S’il ne fallait retenir qu’un seul livre de Louis-René des Forêts, ce serait selon moi, et sans grande originalité, Ostinato. Je disais, m’appuyant sur un fragment de Kafka, que la prose libre est autoportée, exosquelettique. C’est très vrai des paragraphes ou îlots de sens qui constituent Ostinato.
Une sorte de lyrisme est à l’œuvre dans ce livre dont le moi n’est pas absolument évincé, mais atténué, coulé dans une voix elle-même dictée par la forme adoptée par des Forêts. Je songe aujourd’hui à cet ouvrage sans l’avoir relu ni éprouver le besoin d’y retourner. Simplement, je repense à ce texte.
Son souvenir pour ainsi dire eidétique — le fantôme de sa forme — m’apparaît alors que je travaille présentement à une phrase qui pourrait, peut-être, s’apparenter à de la prose libre.
L’unité phrastique de des Forêts relève de ce que l’on appelle couramment la période. Soit cet encoquillement du propos, au risque il est vrai de la coquille vide (on aime bien faire ça, en France), qui permet cependant que tout se tienne dans un espace textuel relativement court. La phrase à laquelle je travaille en ce moment est résolument trop longue (et mal foutue et paratactique en diable, quelque part entre Christine Angot et un pâle succédané de Claude Simon) pour être conchyliogiquement recevable.

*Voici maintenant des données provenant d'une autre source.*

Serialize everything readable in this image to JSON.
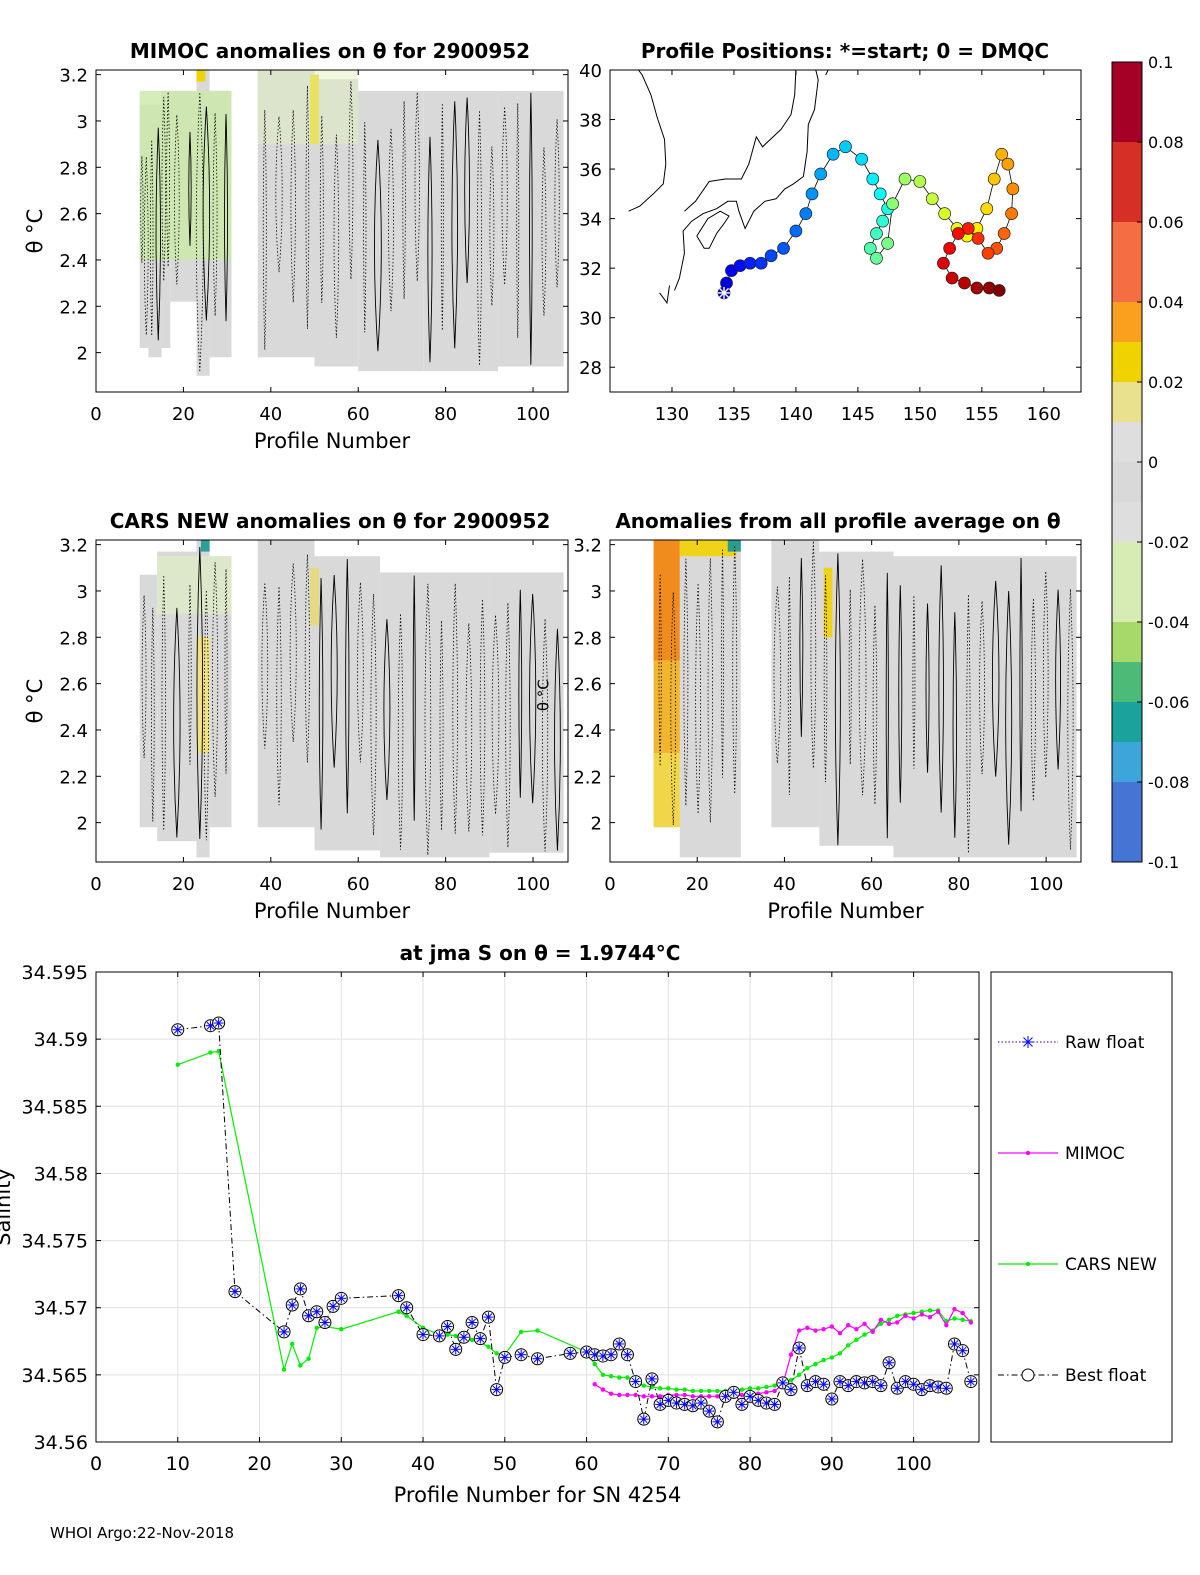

Ce qui importe, c’est la persistance d’Ostinato, dont le projet fonctionne pleinement pour moi : cette forme s’obstine en moi, alors même que je n’ai plus le texte en mémoire. L’impression suffit de cette prose libre en moi.
« Ostinato » est un terme emprunté à la musique. C’est en effet une sorte d’image musicale qui persiste après la lecture de ce livre. « Phrase », aussi, est un terme de musique. C’est ainsi que j’ai en tête nombre de phrases. Non que je les sache là encore par cœur, loin de là. Le souvenir eidétique touche ici davantage au rythme, au phrasé.
J’ai une image musicale de L’Innommable, ou de Stendhal dans ses bons moments — pour évoquer deux exemples très différents. Il s’agit d’une silhouette reconnaissable entre mille. C’est une des qualités de la prose libre que de persister ainsi en nous. Non qu’on la sache par cœur comme un poème. Simplement on y pense. Littéralement, on y pense : elle donne lieu à de la pensée.